In deze zaak heeft de kinderrechter op 1 december 2023 een nadere beschikking gegeven over de verlenging van de ondertoezichtstelling van een minderjarige, geboren in 2019. De zaak betreft de Stichting Jeugdbescherming Brabant, die als gecertificeerde instelling optreedt. De moeder en vader van de minderjarige zijn betrokken als belanghebbenden, bijgestaan door hun advocaten. De kinderrechter heeft de Raad voor de Kinderbescherming ingeschakeld voor advies over het verzoek tot verlenging van de ondertoezichtstelling.
De procedure is gestart na een eerdere mondelinge beslissing op 24 augustus 2023, waarbij de ondertoezichtstelling was verlengd tot 2 december 2023. De kinderrechter heeft de stand van zaken beoordeeld, waarbij de positieve ontwikkeling van de moeder in het meewerken aan het proces is opgemerkt. De moeder werkt samen met de Gezinsmanager en is bezig met het voorbereiden van contact tussen de minderjarige en de vader.

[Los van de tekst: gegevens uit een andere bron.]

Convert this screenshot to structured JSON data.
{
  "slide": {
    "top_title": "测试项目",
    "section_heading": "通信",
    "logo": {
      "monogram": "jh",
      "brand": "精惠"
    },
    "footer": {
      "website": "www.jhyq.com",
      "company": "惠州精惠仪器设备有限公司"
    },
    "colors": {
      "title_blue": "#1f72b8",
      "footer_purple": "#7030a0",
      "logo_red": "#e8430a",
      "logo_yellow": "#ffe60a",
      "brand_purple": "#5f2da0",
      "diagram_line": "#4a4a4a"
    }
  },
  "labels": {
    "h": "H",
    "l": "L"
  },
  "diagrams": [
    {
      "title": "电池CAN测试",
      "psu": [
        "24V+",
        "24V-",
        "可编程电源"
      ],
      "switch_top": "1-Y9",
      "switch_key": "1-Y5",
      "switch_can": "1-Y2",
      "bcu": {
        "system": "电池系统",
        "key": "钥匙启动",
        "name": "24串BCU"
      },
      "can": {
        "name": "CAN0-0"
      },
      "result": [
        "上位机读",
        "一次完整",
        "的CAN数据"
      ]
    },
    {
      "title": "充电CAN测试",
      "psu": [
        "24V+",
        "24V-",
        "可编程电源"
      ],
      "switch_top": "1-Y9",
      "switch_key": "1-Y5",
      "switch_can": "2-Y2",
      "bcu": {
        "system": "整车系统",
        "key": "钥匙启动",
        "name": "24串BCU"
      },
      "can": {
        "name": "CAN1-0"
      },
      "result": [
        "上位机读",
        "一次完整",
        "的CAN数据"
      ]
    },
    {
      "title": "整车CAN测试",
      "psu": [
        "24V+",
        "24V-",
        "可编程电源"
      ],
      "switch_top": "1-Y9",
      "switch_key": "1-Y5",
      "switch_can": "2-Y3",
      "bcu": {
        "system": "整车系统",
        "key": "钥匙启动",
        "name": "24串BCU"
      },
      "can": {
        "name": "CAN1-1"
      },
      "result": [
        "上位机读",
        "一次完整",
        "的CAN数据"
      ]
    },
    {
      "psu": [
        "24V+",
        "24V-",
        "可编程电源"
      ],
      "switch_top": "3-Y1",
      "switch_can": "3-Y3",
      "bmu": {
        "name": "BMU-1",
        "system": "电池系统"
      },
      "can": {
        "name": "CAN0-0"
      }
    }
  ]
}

De vader heeft ook aangegeven dat hij achter de verlenging van de ondertoezichtstelling staat.
De kinderrechter heeft geconcludeerd dat, hoewel er nog geen persoonlijk contact heeft plaatsgevonden tussen de minderjarige en de vader, er wel stappen worden gezet in de richting van begeleid contact. De kinderrechter heeft besloten de ondertoezichtstelling te verlengen voor een periode van negen maanden, tot 2 september 2024, en heeft de beschikking uitvoerbaar bij voorraad verklaard. Dit betekent dat de beslissing onmiddellijk moet worden nageleefd, ook als er hoger beroep wordt ingesteld.